In het framework zijn o.a. bovenstaande zaken meegenomen. Het bevat 20 aanbevelingen op het domein organisatie van prenatale counseling, 10 aanbevelingen op het domein besluitvormingsproces, 55 aanbevelingen op het domein inhoud en 16 op het domein van stijl. Een van de belangrijkste onderdelen van het framework gaat over de gedeelde besluitvorming. Stapsgewijs wordt gedeelde besluitvorming besproken. We hopen goed geïnformeerde besluitvorming op een gepersonaliseerde wijze te bevorderen. Een goede keuze is een geïnformeerde keuze die past bij de normen en waarden en situatie van die betreffende ouders.

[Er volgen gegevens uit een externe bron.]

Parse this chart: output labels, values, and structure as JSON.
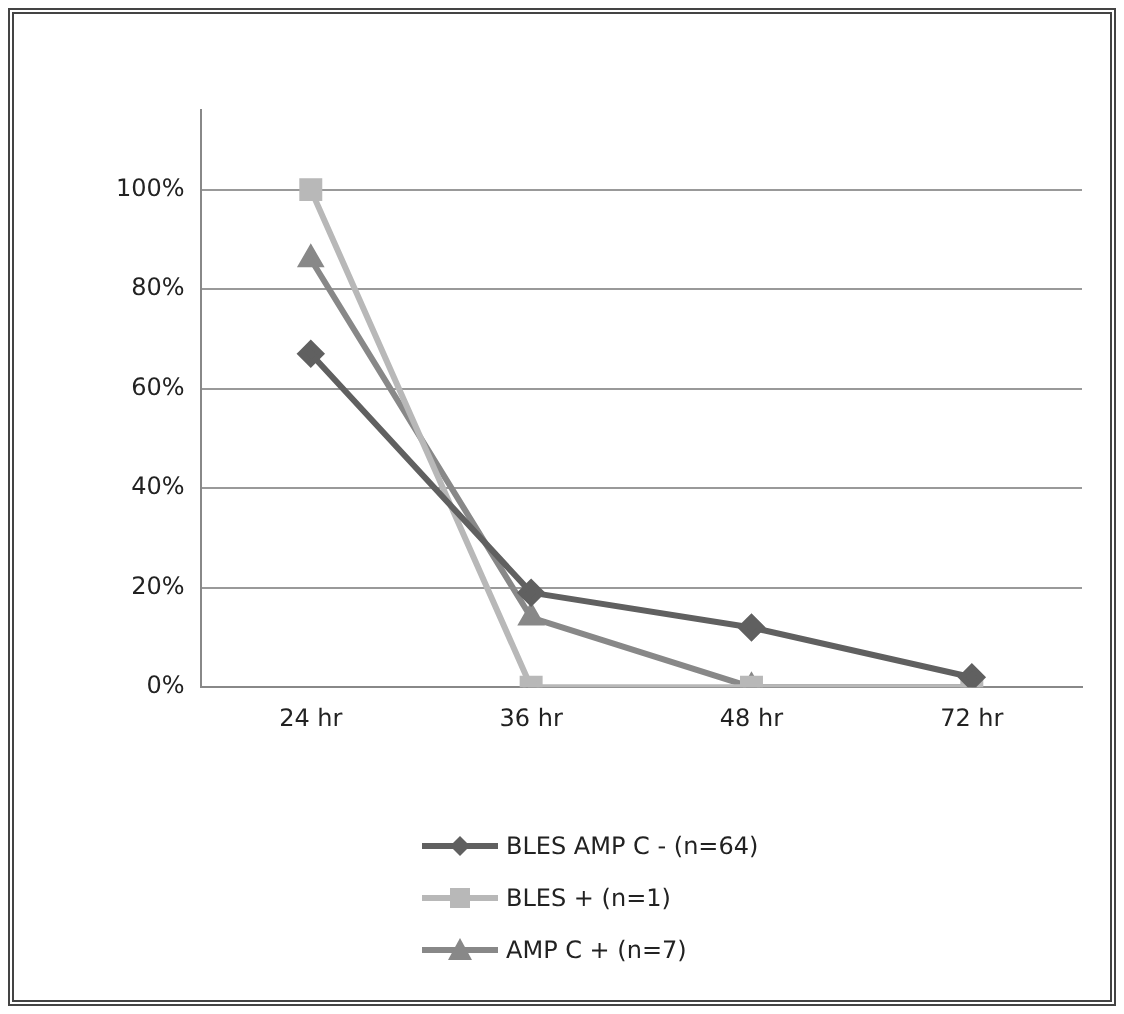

Als bijlage stuur ik u ook het framework toe.
Evaluatie / borging
Het framework over prenatale counseling bij extreme vroeggeboorte zal bij de (herziening van) de richtlijn perinataal beleid bij extreme vroeggeboorte worden opgenomen als bijlage. Daarnaast zal deze online beschikbaar gemaakt worden voor alle neonatologen en perinatologen en bij voorkeur ook voor de ouders. De keuzehulp (momenteel klaar, en zal nog getoetst worden) zal op de website van Patiënt+ beschikbaar zijn. Bij de revisie van de richtlijn zal ook het framework, indien nodig, herzien worden. In samenwerking met de beroepsverenigingen en patiëntverenigingen zal gekeken of nog aanvullende maatregelen voor implementatie van het framework nodig zijn.